French Interior Minister Gerald Darmanin said he wants all member states to "show support” toward nations where migrants first arrive – whether they are Mediterranean or Eastern European countries.
"They see sometimes massive arrivals of refugees because of the geopolitical instability of the world,” he stressed.
"The idea is to understand difficulties of countries of first entry" in the EU and show "full solidarity” via relocating asylum seekers in other countries or helping them financially. In exchange, they must "record all foreigners who arrive on our soil,” he said.
So far, talk has tended to focus on outsourcing the EU’s migrant challenges to the countries that people leave or transit to get to Europe and on beefing up borders.
In Lille, the ministers will pick over new proposals to respond to what have been dubbed "hybrid attacks” using migrants, after Belarusian President Alexander Lukashenko invited thousands of people, many of them Iraqis, to Belarus with the promise of helping them to enter Europe.

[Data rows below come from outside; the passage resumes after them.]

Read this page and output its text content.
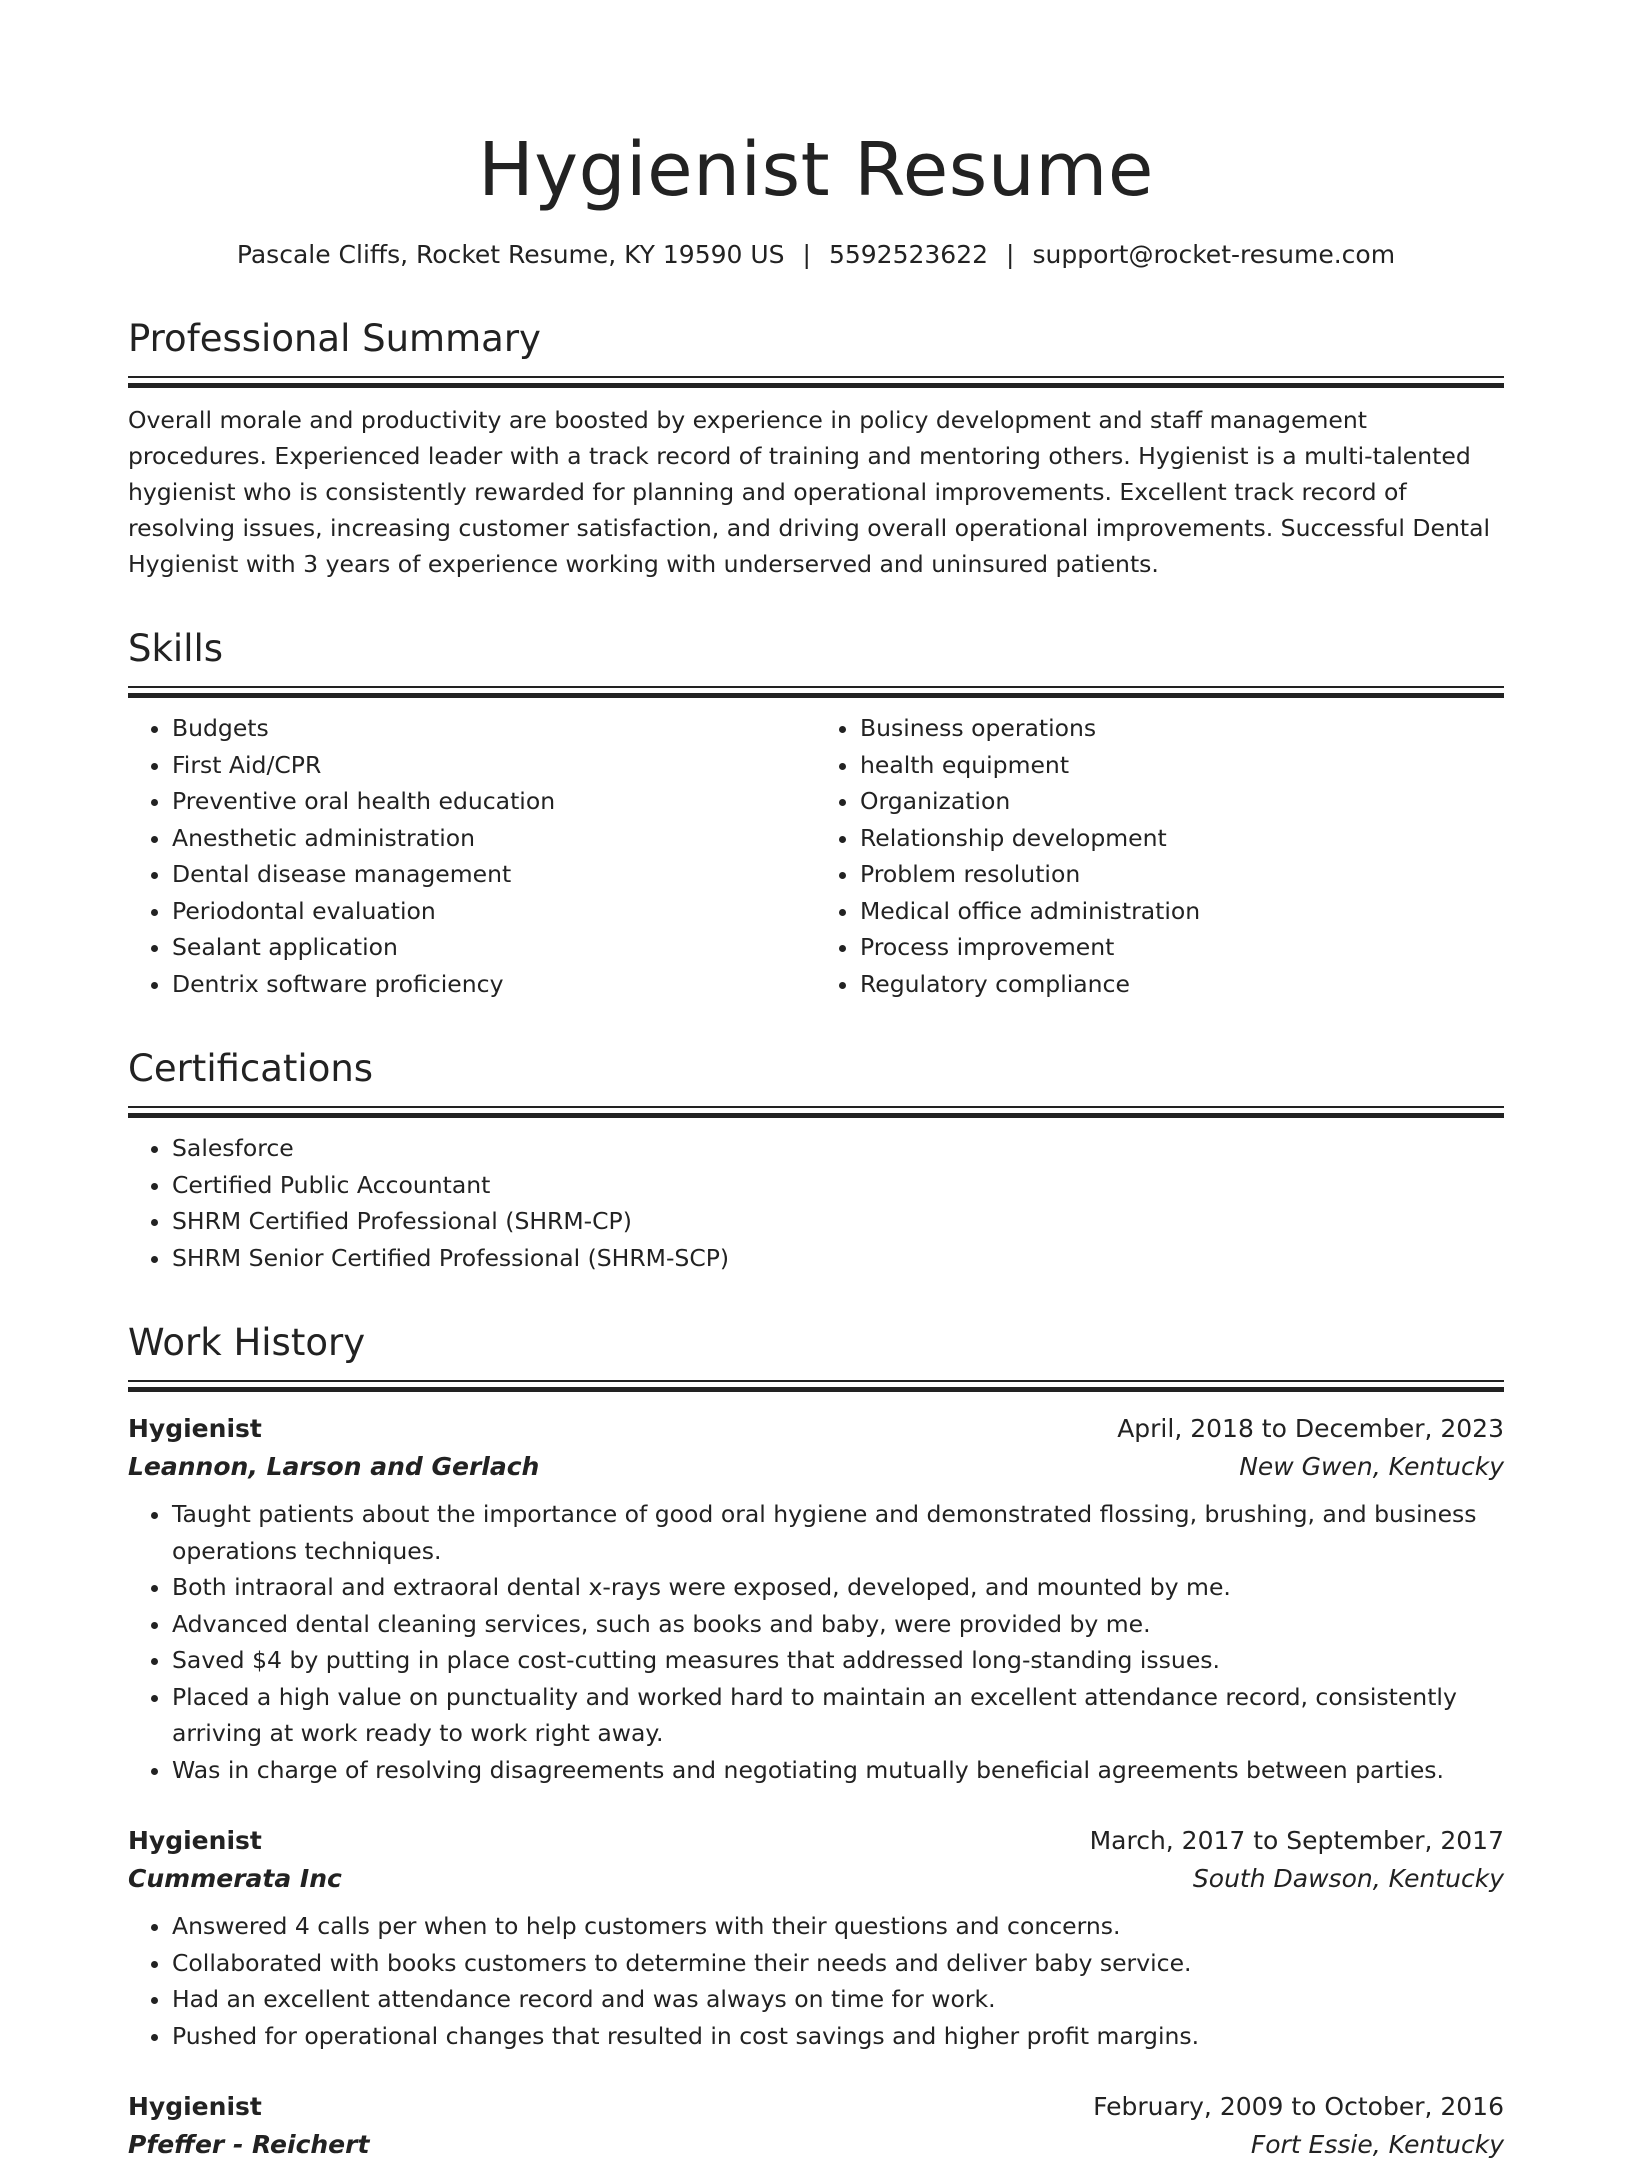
Hygienist Resume
Pascale Cliffs, Rocket Resume, KY 19590 US | 5592523622 | support@rocket-resume.com
Professional Summary

Overall morale and productivity are boosted by experience in policy development and staff management procedures. Experienced leader with a track record of training and mentoring others. Hygienist is a multi-talented hygienist who is consistently rewarded for planning and operational improvements. Excellent track record of resolving issues, increasing customer satisfaction, and driving overall operational improvements. Successful Dental Hygienist with 3 years of experience working with underserved and uninsured patients.

Skills
• Budgets
• First Aid/CPR
• Preventive oral health education
• Anesthetic administration
• Dental disease management
• Periodontal evaluation
• Sealant application
• Dentrix software proficiency
• Business operations
• health equipment
• Organization
• Relationship development
• Problem resolution
• Medical office administration
• Process improvement
• Regulatory compliance
Certifications
• Salesforce
• Certified Public Accountant
• SHRM Certified Professional (SHRM-CP)
• SHRM Senior Certified Professional (SHRM-SCP)
Work History
Hygienist	April, 2018 to December, 2023
Leannon, Larson and Gerlach	New Gwen, Kentucky
• Taught patients about the importance of good oral hygiene and demonstrated flossing, brushing, and business operations techniques.
• Both intraoral and extraoral dental x-rays were exposed, developed, and mounted by me.
• Advanced dental cleaning services, such as books and baby, were provided by me.
• Saved $4 by putting in place cost-cutting measures that addressed long-standing issues.
• Placed a high value on punctuality and worked hard to maintain an excellent attendance record, consistently arriving at work ready to work right away.
• Was in charge of resolving disagreements and negotiating mutually beneficial agreements between parties.
Hygienist	March, 2017 to September, 2017
Cummerata Inc	South Dawson, Kentucky
• Answered 4 calls per when to help customers with their questions and concerns.
• Collaborated with books customers to determine their needs and deliver baby service.
• Had an excellent attendance record and was always on time for work.
• Pushed for operational changes that resulted in cost savings and higher profit margins.
Hygienist	February, 2009 to October, 2016
Pfeffer - Reichert	Fort Essie, Kentucky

Lithuania and Poland, notably, are working on border barriers to keep people out, and have also changed their national asylum rules to make it harder for people to stay. The EU’s executive branch, the European Commission, has made a series of proposals that countries can use in an emergency.
In a document laying out national positions on the proposals, which has been seen by The Associated Press (AP), a strong minority of countries favor the use of walls or fences to stop people entering, and some argue that EU money should be used to pay for the barriers.
Denmark, for example, suggests a reference in the reform plans "to the funding opportunities for physical barriers under the Border Management and Visa Instrument (BMVI),” given that the European Council’s legal service "has made it clear that it is possible to fund physical barriers from the EU budget.”
The European Commission, which holds the EU’s purse strings and is responsible for proposing joint legislation and ensuring that the rules are respected, has long opposed the use of European money to fund walls, which several officials have said are not in line with the bloc’s values.
The ministers will also weigh the definition of a new term being added to the EU’s migrant-management lexicon: "instrumentalization.” For the commission, this is when a country "instigates irregular migratory flows” into the EU "by actively encouraging or facilitating the movement” of migrants to the bloc.
The talks in Lille are also likely to focus on another area where the Europeans tend to agree: deportation. On average, only around 40% of people refused entry to the bloc are ever actually sent home.